# Sounds from guns



## Olly Buckle (Jan 14, 2013)

I want an expert to hear a gun shot and report it, I would like it to be both barrels of a sawn-off shotgun, he has to kill a mad dog with an illegal weapon and get caught because of it, but would a sawn-off sound different? It also occurs to me that the type of ammunition used might change the sound.


----------



## Potty (Jan 14, 2013)

BANG! like that.


----------



## Bloggsworth (Jan 14, 2013)

No Potty, not like that. The diameter of the choke would be different in a shorter barrel, the type of ammunition would make a difference, the grade of shot might well make a difference. IIRC, the shot and charge load used for target shooting is different from that used for pheasant shooting.

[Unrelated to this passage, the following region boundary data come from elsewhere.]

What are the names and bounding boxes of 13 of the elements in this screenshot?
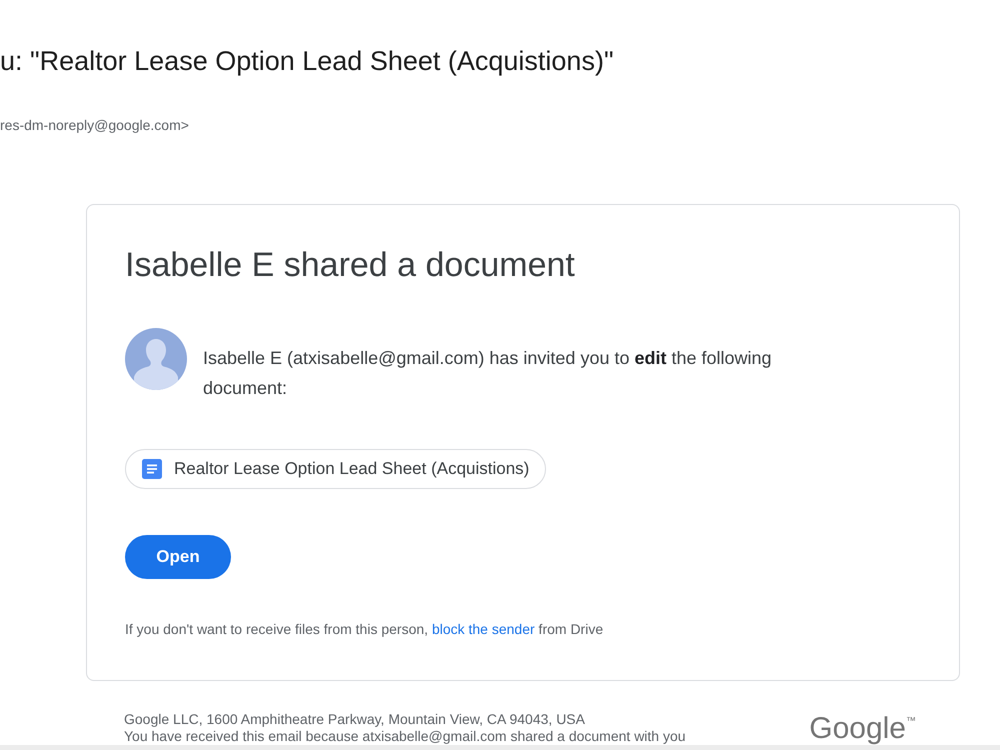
- open-button[interactable]: Open: [125, 535, 231, 579]
- avatar-icon: [125, 328, 187, 390]
- sender-address: res-dm-noreply@google.com>: [0, 116, 189, 134]
- google-logo: Google$^{™}$: [809, 713, 916, 745]
- email-subject: u: "Realtor Lease Option Lead Sheet (Acquistions)": [0, 45, 614, 78]
- document-chip[interactable]: Realtor Lease Option Lead Sheet (Acquistions): [125, 449, 546, 489]
- share-title: Isabelle E shared a document: [125, 245, 575, 285]
- block-notice: If you don't want to receive files from this person, block the sender from Drive: [125, 620, 604, 638]
- document-icon: [142, 459, 162, 479]
- email-reason: You have received this email because atxisabelle@gmail.com shared a document with you: [124, 728, 686, 745]
- company-address: Google LLC, 1600 Amphitheatre Parkway, Mountain View, CA 94043, USA: [124, 711, 585, 728]
- block-sender-link[interactable]: block the sender: [432, 621, 535, 637]
- invite-message: Isabelle E (atxisabelle@gmail.com) has invited you to edit the following document:: [203, 347, 773, 400]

Best thing to do is to find a local Clay Pigeon shooting range, or local sporting gun shop and ask them - One in the country is likely to know the most about shotguns, though, if they know anything about sawn-offs, phone the police, because they shouldn't. Given that forensics find it impossible to link a shooting to a particular shotgun, unless it uses custom made, unique, ammunition. It is unlikely that an expert could identify a particular gun from the sonic signature, given that different locations would have different echoes with different interference patterns from sounds bouncing off trees, walls and other solid objects in the vicinity of the gunshot - All these objections go by the board if your hero is Batman, as bats can distinguish more subtle differences in sounds than we can...


----------



## Lewdog (Jan 14, 2013)

Olly Buckle said:


> I want an expert to hear a gun shot and report it, I would like it to be both barrels of a sawn-off shotgun, he has to kill a mad dog with an illegal weapon and get caught because of it, but would a sawn-off sound different? It also occurs to me that the type of ammunition used might change the sound.



Olly are you trying to set someone up?  From experience a sawed off shotgun has more of a pop noise than the Pow sound of a regular shotgun.  Now it will be a deeper sounding pop than what a hand gun sounds, but not so deep that it sounds like a regular shotgun.


----------



## Sam (Jan 14, 2013)

Olly, go to YouTube. Type in 'double-barrel shotgun'. Listen to the sound of the shot. Exit. Type in 'sawn-off shotgun'. Listen to the sound of shot. Exit. Job done.


----------



## Olly Buckle (Jan 14, 2013)

Nice one Sam,I guessed you would know where the information was. Thanks Bloggsworth, I don't need to go into detail, someone will phone the police and say he heard both barrels of a sawn off fired, because of his background they believe him, I didn't want to appear a fool if it would sound the same sawn off or not.

Somebody is indeed being set up, Lewdog.
http://www.writingforums.com/fiction/135816-new-project.html#post1592886


----------